Comme quoi la musique moderne islandaise ne se résume pas à Björk et Sigur Rós, la compagnie Arstidir, issue elle aussi de la petite capitale scandinave, assoit avec cette seconde offrande une certaine notoriété qui malgré tout tarde à franchir les limites de leur cadre insulaire. Même plus, c’est en puisant dans le folklore local que se sont formées, à l’image de leur île abritant derrière une dureté climatique des splendeurs de paysages, ces douze mouvements emplis d’élégance et de quiétude.
"Ljóð í Sand", petit pétale se détachant le premier de son corolle, a d’ailleurs tout d’un chant traditionnel en faisant montre d’une certaine solennité sans oublier d’être affable. Plus généralement, "Svefns Og Voeku Skil" se distingue par le fait qu’il est purement organique ; aucune trace visible de modernité ne vient corrompre cette impression que le temps n’a pas autorité sur cette œuvre. Ainsi, en parfaits fantoches de ce théâtre tragique où finalement la vie s’écoule paisiblement mais avec une certaine gravité, seul un trio de guitares, piano et cordes (parfois que des cordes sur "Hvar") créeront les nuances entre gris clair et gris foncé qui teintent la scène. On se prend alors à imaginer un ciel ennuagé, des landes brumeuses ou enneigées, un panorama inquiétant et tranquillisant à la fois.

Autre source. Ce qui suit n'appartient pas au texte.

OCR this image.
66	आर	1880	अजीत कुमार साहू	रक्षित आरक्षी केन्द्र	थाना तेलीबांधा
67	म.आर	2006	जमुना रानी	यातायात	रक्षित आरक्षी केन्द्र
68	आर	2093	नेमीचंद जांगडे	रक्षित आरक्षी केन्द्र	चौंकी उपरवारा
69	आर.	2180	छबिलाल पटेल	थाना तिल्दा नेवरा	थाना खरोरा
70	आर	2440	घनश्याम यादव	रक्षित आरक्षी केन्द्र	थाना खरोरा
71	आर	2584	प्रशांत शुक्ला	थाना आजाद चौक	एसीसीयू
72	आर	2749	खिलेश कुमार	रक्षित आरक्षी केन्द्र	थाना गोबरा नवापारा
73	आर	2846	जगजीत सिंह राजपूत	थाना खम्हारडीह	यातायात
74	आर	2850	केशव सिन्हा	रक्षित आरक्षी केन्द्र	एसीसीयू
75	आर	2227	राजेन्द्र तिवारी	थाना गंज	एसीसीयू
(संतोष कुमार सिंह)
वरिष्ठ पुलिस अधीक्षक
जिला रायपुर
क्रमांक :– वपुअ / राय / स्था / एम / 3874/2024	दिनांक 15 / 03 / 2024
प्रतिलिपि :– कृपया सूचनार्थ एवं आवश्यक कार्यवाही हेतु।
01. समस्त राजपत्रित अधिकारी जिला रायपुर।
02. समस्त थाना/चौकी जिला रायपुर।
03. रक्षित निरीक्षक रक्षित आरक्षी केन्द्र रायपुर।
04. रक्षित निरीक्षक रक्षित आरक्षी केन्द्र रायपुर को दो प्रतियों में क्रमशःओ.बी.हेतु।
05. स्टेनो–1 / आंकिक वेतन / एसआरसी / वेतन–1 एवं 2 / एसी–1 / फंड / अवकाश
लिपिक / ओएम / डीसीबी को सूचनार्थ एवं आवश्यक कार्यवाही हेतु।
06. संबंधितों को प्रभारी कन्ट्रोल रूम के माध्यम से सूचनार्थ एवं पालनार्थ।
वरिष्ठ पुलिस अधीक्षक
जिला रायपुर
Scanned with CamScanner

Les six scandinaves semblent aussi de leur côté avoir subi l’influence des lieux, ils en empreignent leur musique, un peu comme la contemplation pendant des heures de l’océan peut avoir sur l’esprit. Chantant tantôt en islandais, tantôt en anglais, Daníel Auðunsson et ses amis accompagnent durant quarante petites minutes, chacun de son timbre avenant, ces mélodies doucereuses et intemporelles même si quelques titres tels que "Til Hennar" ou "Shades" à l’arrière du peloton surprennent par une proximité avec une musicalité plus actuelle... Le premier par des effets de chœurs chers à Porcupine Tree, le second semblant être un arrangement acoustique d’un brûlot de metal progressif, avec la nervosité et la puissance maîtrisée que cela suppose.
Au final, Arstidir attire la sympathie grâce, au delà d’un talent d’écriture indéniable, à cette capacité à favoriser l’imagination et à s’inventer des ambiances toutes simples soient-elles. "Svefns Og Voeku Skil" est pour cela un petit réconfort qu’il serait bienvenu de s’accorder.